Now Imagine the following scenario: User A in his browser fills in the form. At the very same time (well, almost) User B is doing the same in another browser somewhere else in the world. The CF7 connector of User A's browser sends data to my "buffer" sheet and it gets the lock so that my script begins its work. A nanosecond later, users B's form inserts other data into the "buffer" triggering thus a script execution. This new script instance tries to acquire the lock but is blocked by user A's lock.
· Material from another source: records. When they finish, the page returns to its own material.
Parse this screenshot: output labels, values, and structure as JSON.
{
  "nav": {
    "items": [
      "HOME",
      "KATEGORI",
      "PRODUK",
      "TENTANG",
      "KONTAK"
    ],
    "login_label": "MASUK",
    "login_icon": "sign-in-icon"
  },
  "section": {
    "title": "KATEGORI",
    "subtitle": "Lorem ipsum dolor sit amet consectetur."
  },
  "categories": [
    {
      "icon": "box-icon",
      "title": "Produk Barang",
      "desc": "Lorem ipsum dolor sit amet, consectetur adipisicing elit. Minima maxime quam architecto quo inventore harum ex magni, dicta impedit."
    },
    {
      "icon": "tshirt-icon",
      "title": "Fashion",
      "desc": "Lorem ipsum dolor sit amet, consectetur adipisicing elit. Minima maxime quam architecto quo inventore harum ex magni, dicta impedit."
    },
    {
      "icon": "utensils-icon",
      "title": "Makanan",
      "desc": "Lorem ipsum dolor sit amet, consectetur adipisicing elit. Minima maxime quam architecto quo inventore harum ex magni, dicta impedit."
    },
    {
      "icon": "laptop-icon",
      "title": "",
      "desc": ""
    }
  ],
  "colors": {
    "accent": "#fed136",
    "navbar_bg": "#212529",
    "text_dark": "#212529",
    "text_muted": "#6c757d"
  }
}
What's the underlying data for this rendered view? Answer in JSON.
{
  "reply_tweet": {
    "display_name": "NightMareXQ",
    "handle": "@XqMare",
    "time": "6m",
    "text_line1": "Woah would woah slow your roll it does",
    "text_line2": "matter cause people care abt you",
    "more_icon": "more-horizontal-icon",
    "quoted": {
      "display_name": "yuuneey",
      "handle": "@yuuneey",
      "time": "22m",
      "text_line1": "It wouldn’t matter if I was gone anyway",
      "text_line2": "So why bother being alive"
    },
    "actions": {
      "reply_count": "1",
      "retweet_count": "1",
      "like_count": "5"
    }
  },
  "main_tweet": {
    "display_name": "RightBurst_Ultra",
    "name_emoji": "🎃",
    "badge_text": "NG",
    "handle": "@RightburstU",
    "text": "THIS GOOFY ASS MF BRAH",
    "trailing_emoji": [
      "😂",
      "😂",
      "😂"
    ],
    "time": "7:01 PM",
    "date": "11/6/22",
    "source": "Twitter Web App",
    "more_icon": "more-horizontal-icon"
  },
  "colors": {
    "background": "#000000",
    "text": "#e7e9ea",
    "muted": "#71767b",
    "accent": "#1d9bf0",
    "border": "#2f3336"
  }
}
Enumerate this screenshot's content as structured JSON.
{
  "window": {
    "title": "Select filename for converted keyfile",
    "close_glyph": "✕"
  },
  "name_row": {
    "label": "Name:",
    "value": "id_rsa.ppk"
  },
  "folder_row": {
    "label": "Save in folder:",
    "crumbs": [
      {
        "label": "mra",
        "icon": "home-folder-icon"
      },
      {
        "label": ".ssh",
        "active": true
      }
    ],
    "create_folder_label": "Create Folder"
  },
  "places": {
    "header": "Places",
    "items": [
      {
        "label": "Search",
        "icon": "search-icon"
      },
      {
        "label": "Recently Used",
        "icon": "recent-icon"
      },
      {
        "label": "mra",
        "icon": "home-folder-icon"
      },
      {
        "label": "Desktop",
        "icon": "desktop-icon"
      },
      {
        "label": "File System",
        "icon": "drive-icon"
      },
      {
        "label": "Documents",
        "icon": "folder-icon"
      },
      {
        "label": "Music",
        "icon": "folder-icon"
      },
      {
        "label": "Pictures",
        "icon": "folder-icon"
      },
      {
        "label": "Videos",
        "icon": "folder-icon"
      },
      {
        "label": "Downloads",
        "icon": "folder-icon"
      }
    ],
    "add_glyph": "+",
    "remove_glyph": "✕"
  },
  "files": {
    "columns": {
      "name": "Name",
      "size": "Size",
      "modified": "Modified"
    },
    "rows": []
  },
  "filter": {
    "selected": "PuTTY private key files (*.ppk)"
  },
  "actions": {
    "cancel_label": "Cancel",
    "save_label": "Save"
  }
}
In the mean time, User A's script instance is finishing its job and cleans up everything, deleting also the data input by User B! When user A's script instance releases the lock, user B's script kicks in, but it finds its data swept away by user A's script instance.

Ideally, what I need is a way to "freeze" any modification to the "buffer" sheet (including insertion of new rows) until each script instance has finished its job.

But as far as I understand, and also judging by some strange errors I have in my logs, this is not what getScriptlock() is doing (and getUserlock() or getDocumentlock() neither).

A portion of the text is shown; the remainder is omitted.